Comment: A standard London & North
Western Railway building designed at Crewe under Francis William
Webb. The L.N.W.R. were always willing to save money where
possible and self sufficiency was the byword. In the mid 19th
century bricks were often made on a building site, especially
when large buildings were under construction. In a large
enterprise like a railway new buildings were regularly required
throughout the country, all needing large numbers of bricks.
Large scale brick making began at Crewe in 1862 using clay from
the cutting between the south end of Crewe station and Whitmore.
The company had been paying 24 shillings per 1,000 for bricks
from outside suppliers whereas company-made bricks cost just
16s.2d per 1,000. The bricks were handmade and so a lot of
labour was involved.
In 1872 Webb realised that the L.N.W.R. could make
bricks more cheaply if the process was automated.

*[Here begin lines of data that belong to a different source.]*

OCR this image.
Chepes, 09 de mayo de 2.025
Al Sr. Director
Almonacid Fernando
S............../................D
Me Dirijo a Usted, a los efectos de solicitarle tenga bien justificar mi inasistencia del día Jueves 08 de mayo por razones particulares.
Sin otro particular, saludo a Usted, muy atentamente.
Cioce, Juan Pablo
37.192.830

At the time
Crewe works were expanding and the clay spoil from the building
site was dumped in a field where the clay sub-soil ran deep.
Webb gave his Indoor Assistant and Assistant Steel Works
Manager, John Aspinall, the task of building a 100ft diameter
Hoffman kiln with a 114ft chimney. Two Pinfold brick making
machines were driven by an old locomotive. Aspinall worked hard
on the project and in the first eleven months about 4.8 million
bricks were produced at the cost of 15 shillings per thousand.
The brick making plant cost just £5,000 and gave a saving of
1s.2d per thousand, using mass production techniques. Aspinall
described the final loading operation as follows:
Around the kiln is a line of rails, upon which
the ordinary railway trucks run, and the finished bricks are
loaded direct from the kiln into them, by two men who fill their
barrows, wheel them to the trucks, and pile the bricks carefully
inside, for 5.5 pence per thousand. One thousand bricks weigh
three tons, and considering that this weight has to be moved
twice and wheeled about fifteen yards, it is not a high rate.
Webb was so pleased with the success of the
venture that he doubled Aspinall's salary.
The multi-coloured bricks are an attractive
feature of most L.N.W.R buildings, and make them easily
recognisable. They were a common site up and down the L.N.W.R.
mainline, but most of the company's buildings are now long gone
and only two remain in Wolverhampton, this one and the adjacent Mill Street Goods Depot.